The language of instruction can be another problem for joint degree programmes, because even if in many systems universities are relatively free to choose the language in which classes are delivered, some have a variety of restrictions regarding foreign languages: Be that the constraint to justify non-national languages, the need for a specific rating of the study programme to offer non-national language courses, a limited number of study places for foreign language studies, or the restricted eligibility for public funding of foreign-language programmes.  

Already for bi-institutional collaboration, differences in academic calendars between countries lead to difficulties in aligning study programmes, which worsen in multilateral projects like the European university alliances. Alignment is complex because, depending on the country, the decision for the academic schedule is made either by public authorities or the institutions themselves. The almost same situation presents itself looking at staffing and salary decisions. In only very few cases universities can decide on the salaries on their own, mostly they are set by public authorities. Furthermore, the ability to allocate funding internally differs highly throughout Europe, as well as the competence to sign contracts with residential or foreign third entities. Further, tuition fees are representing similar problems because regulations differ – in some countries universities can set tuition fees themselves, in some these are set by public authorities. This can lead to differences of fees in the same joint degree programme depending on the country of entry.

One of the most important aspects highlighted by the briefing report is the extremely complex funding landscape for European universities, both at national and European level. Because of the multiplication of small-scale income sources, which are often timebound, earmarked or performance-based, universities have to invest more resources in financial management. In this sense, European funding streams are a relevant income source. Regarding this aspect, better alignment and simplification of funding instruments as well as funding rules on national and European level across Europe matter.

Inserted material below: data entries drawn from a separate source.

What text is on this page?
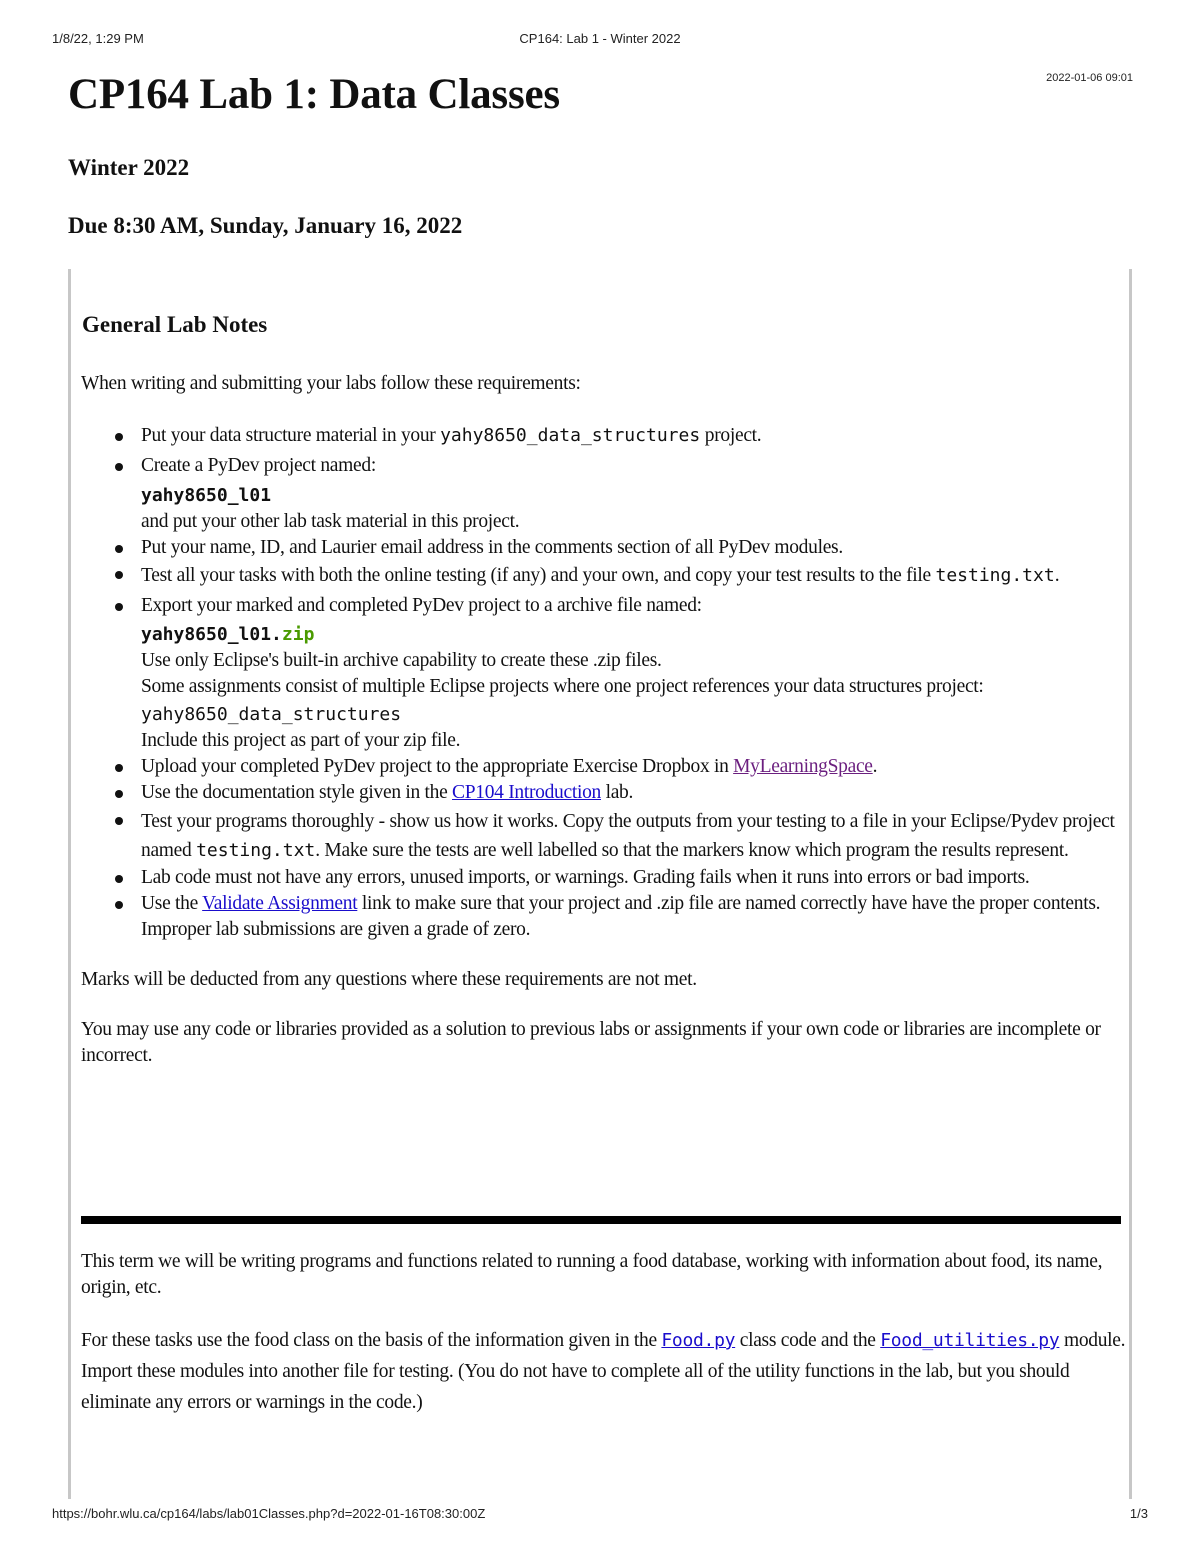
1/8/22, 1:29 PM	CP164: Lab 1 - Winter 2022
2022-01-06 09:01
CP164 Lab 1: Data Classes
Winter 2022
Due 8:30 AM, Sunday, January 16, 2022
General Lab Notes

When writing and submitting your labs follow these requirements:

Put your data structure material in your yahy8650_data_structures project.
Create a PyDev project named:
yahy8650_l01
and put your other lab task material in this project.
Put your name, ID, and Laurier email address in the comments section of all PyDev modules.
Test all your tasks with both the online testing (if any) and your own, and copy your test results to the file testing.txt.
Export your marked and completed PyDev project to a archive file named:
yahy8650_l01.zip
Use only Eclipse's built-in archive capability to create these .zip files.
Some assignments consist of multiple Eclipse projects where one project references your data structures project:
yahy8650_data_structures
Include this project as part of your zip file.
Upload your completed PyDev project to the appropriate Exercise Dropbox in MyLearningSpace.
Use the documentation style given in the CP104 Introduction lab.
Test your programs thoroughly - show us how it works. Copy the outputs from your testing to a file in your Eclipse/Pydev project named testing.txt. Make sure the tests are well labelled so that the markers know which program the results represent.
Lab code must not have any errors, unused imports, or warnings. Grading fails when it runs into errors or bad imports.
Use the Validate Assignment link to make sure that your project and .zip file are named correctly have have the proper contents. Improper lab submissions are given a grade of zero.

Marks will be deducted from any questions where these requirements are not met.

You may use any code or libraries provided as a solution to previous labs or assignments if your own code or libraries are incomplete or incorrect.

This term we will be writing programs and functions related to running a food database, working with information about food, its name, origin, etc.

For these tasks use the food class on the basis of the information given in the Food.py class code and the Food_utilities.py module. Import these modules into another file for testing. (You do not have to complete all of the utility functions in the lab, but you should eliminate any errors or warnings in the code.)

https://bohr.wlu.ca/cp164/labs/lab01Classes.php?d=2022-01-16T08:30:00Z	1/3
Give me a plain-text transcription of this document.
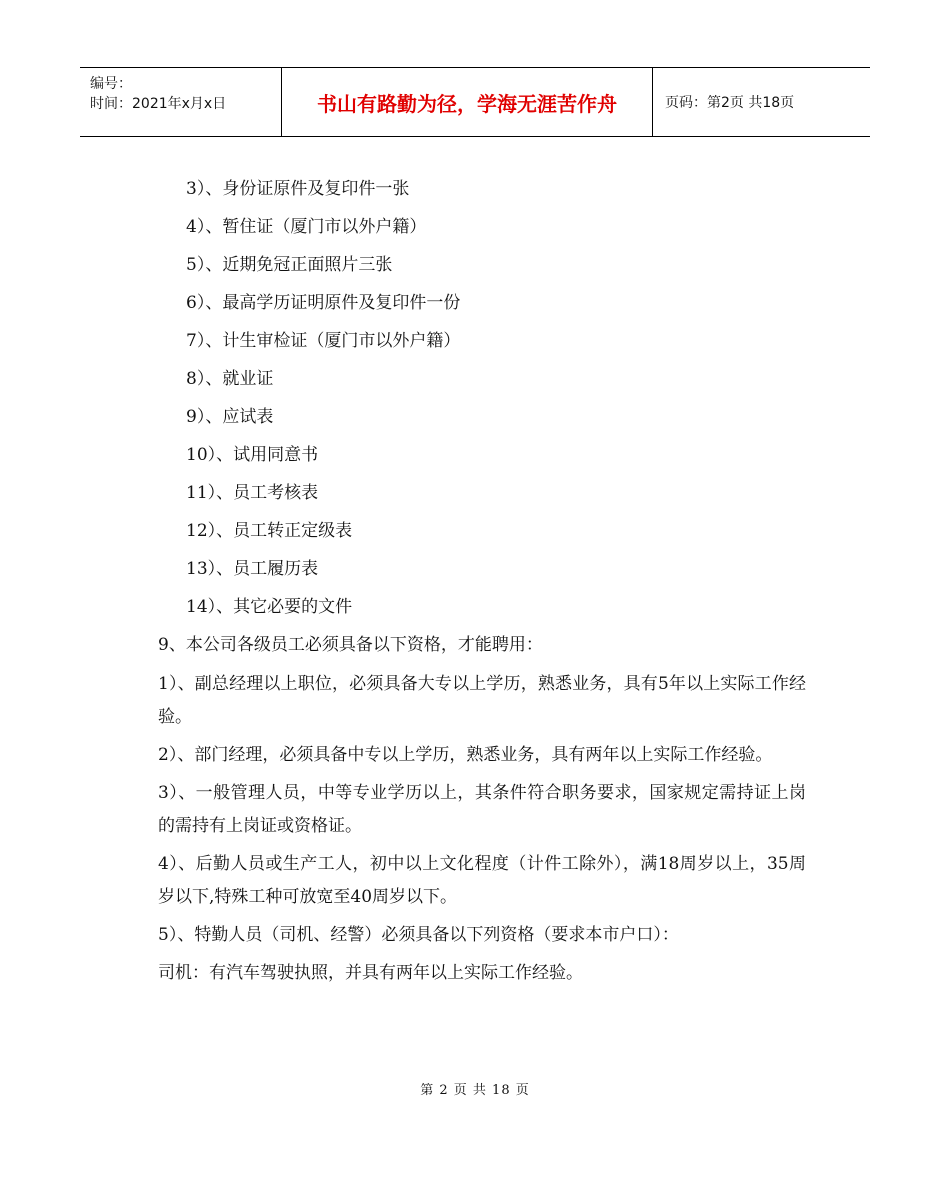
编号：
时间：2021年x月x日	书山有路勤为径，学海无涯苦作舟	页码：第2页 共18页
3）、身份证原件及复印件一张
4）、暂住证（厦门市以外户籍）
5）、近期免冠正面照片三张
6）、最高学历证明原件及复印件一份
7）、计生审检证（厦门市以外户籍）
8）、就业证
9）、应试表
10）、试用同意书
11）、员工考核表
12）、员工转正定级表
13）、员工履历表
14）、其它必要的文件
9、本公司各级员工必须具备以下资格，才能聘用：
1）、副总经理以上职位，必须具备大专以上学历，熟悉业务，具有5年以上实际工作经验。
2）、部门经理，必须具备中专以上学历，熟悉业务，具有两年以上实际工作经验。
3）、一般管理人员，中等专业学历以上，其条件符合职务要求，国家规定需持证上岗的需持有上岗证或资格证。
4）、后勤人员或生产工人，初中以上文化程度（计件工除外），满18周岁以上，35周岁以下,特殊工种可放宽至40周岁以下。
5）、特勤人员（司机、经警）必须具备以下列资格（要求本市户口）：
司机：有汽车驾驶执照，并具有两年以上实际工作经验。
第 2 页 共 18 页
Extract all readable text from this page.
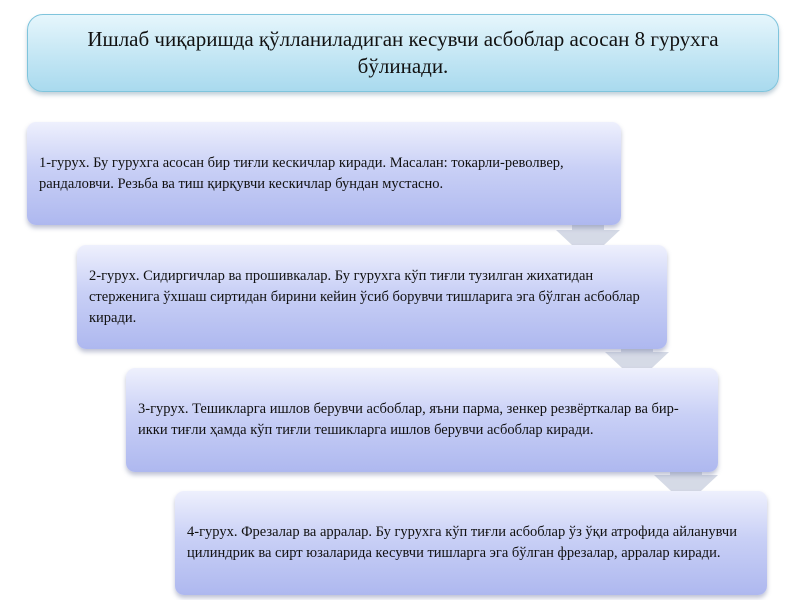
Ишлаб чиқаришда қўлланиладиган кесувчи асбоблар асосан 8 гурухга бўлинади.
1-гурух. Бу гурухга асосан бир тиғли кескичлар киради. Масалан: токарли-револвер, рандаловчи. Резьба ва тиш қирқувчи кескичлар бундан мустасно.
2-гурух. Сидиргичлар ва прошивкалар. Бу гурухга кўп тиғли тузилган жихатидан стерженига ўхшаш сиртидан бирини кейин ўсиб борувчи тишларига эга бўлган асбоблар киради.
3-гурух. Тешикларга ишлов берувчи асбоблар, яъни парма, зенкер резвёрткалар ва бир-икки тиғли ҳамда кўп тиғли тешикларга ишлов берувчи асбоблар киради.
4-гурух. Фрезалар ва арралар. Бу гурухга кўп тиғли асбоблар ўз ўқи атрофида айланувчи цилиндрик ва сирт юзаларида кесувчи тишларга эга бўлган фрезалар, арралар киради.
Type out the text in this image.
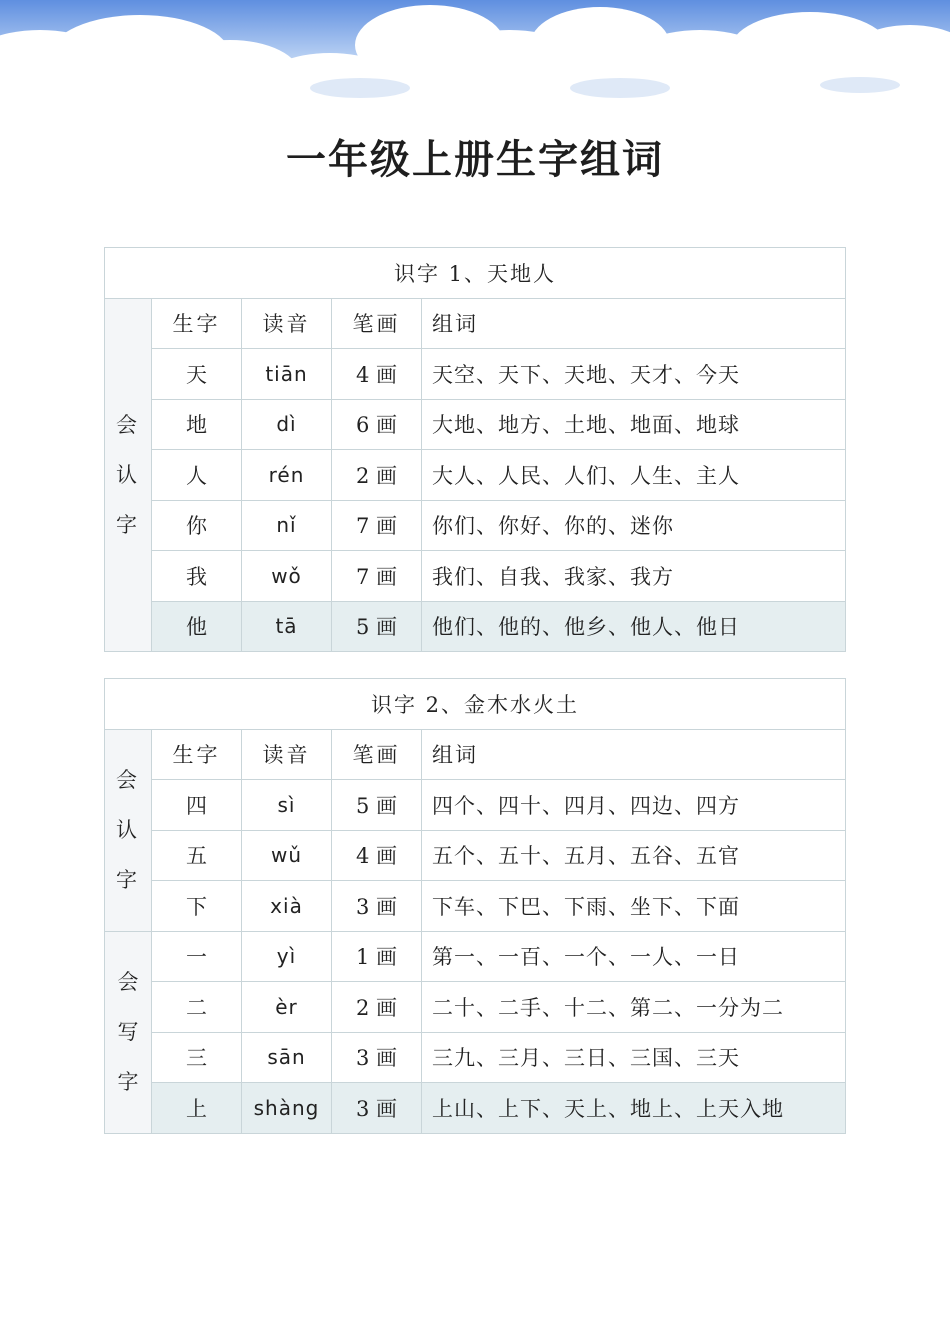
一年级上册生字组词
识字 1、天地人				

会
认
字	生字	读音	笔画	组词
	天	tiān	4 画	天空、天下、天地、天才、今天
	地	dì	6 画	大地、地方、土地、地面、地球
	人	rén	2 画	大人、人民、人们、人生、主人
	你	nǐ	7 画	你们、你好、你的、迷你
	我	wǒ	7 画	我们、自我、我家、我方
	他	tā	5 画	他们、他的、他乡、他人、他日
识字 2、金木水火土				

会
认
字	生字	读音	笔画	组词
	四	sì	5 画	四个、四十、四月、四边、四方
	五	wǔ	4 画	五个、五十、五月、五谷、五官
	下	xià	3 画	下车、下巴、下雨、坐下、下面

会
写
字	一	yì	1 画	第一、一百、一个、一人、一日
	二	èr	2 画	二十、二手、十二、第二、一分为二
	三	sān	3 画	三九、三月、三日、三国、三天
	上	shàng	3 画	上山、上下、天上、地上、上天入地
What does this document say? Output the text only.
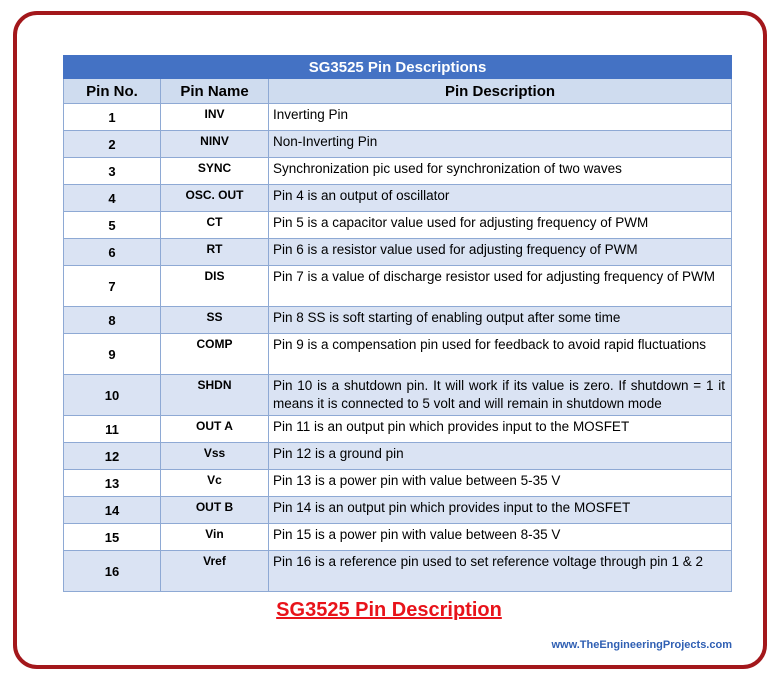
SG3525 Pin Descriptions		
Pin No.	Pin Name	Pin Description
1	INV	Inverting Pin
2	NINV	Non-Inverting Pin
3	SYNC	Synchronization pic used for synchronization of two waves
4	OSC. OUT	Pin 4 is an output of oscillator
5	CT	Pin 5 is a capacitor value used for adjusting frequency of PWM
6	RT	Pin 6 is a resistor value used for adjusting frequency of PWM
7	DIS	Pin 7 is a value of discharge resistor used for adjusting frequency of PWM
8	SS	Pin 8 SS is soft starting of enabling output after some time
9	COMP	Pin 9 is a compensation pin used for feedback to avoid rapid fluctuations
10	SHDN	Pin 10 is a shutdown pin. It will work if its value is zero. If shutdown = 1 it means it is connected to 5 volt and will remain in shutdown mode
11	OUT A	Pin 11 is an output pin which provides input to the MOSFET
12	Vss	Pin 12 is a ground pin
13	Vc	Pin 13 is a power pin with value between 5-35 V
14	OUT B	Pin 14 is an output pin which provides input to the MOSFET
15	Vin	Pin 15 is a power pin with value between 8-35 V
16	Vref	Pin 16 is a reference pin used to set reference voltage through pin 1 & 2
SG3525 Pin Description
www.TheEngineeringProjects.com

The report covers challenges occurring in various settings of transnational collaboration activities of universities – but also includes a part specific to EUI actions. In this context, it points to two existing EUA publications from 2020 (International strategic institutional partnerships and the European Universities Initiative) and 2021 (The governance models of the European University Alliances). These identified already four clusters of potential challenges – purpose, implementation, funding and governance – to which the highlighted aspects of the current report can be attributed as well.

While the EUI has an impact on national level reform discussions, this impact remains highly diverse and rather small. In general, national systems become less restrictive for transnational cooperation and allow more academic autonomy but effective change remains rare, especially because some problems occurring for alliances are solved by exceptions from regulations, without a system change.

In conclusion, the report states that many challenges and obstacles for transnational university collaboration persist and only few improvements of regulatory frameworks could be observed. EUA sees the need for a wider systematic identification and examination process to allow classification of challenges and assign them to the different levels they should be tackled at. They ask for a change in the approach of dealing with problems: before new tools are introduced, existing ones should be better and more widely implemented, based on the already existing achievements of Bologna and European Research Area.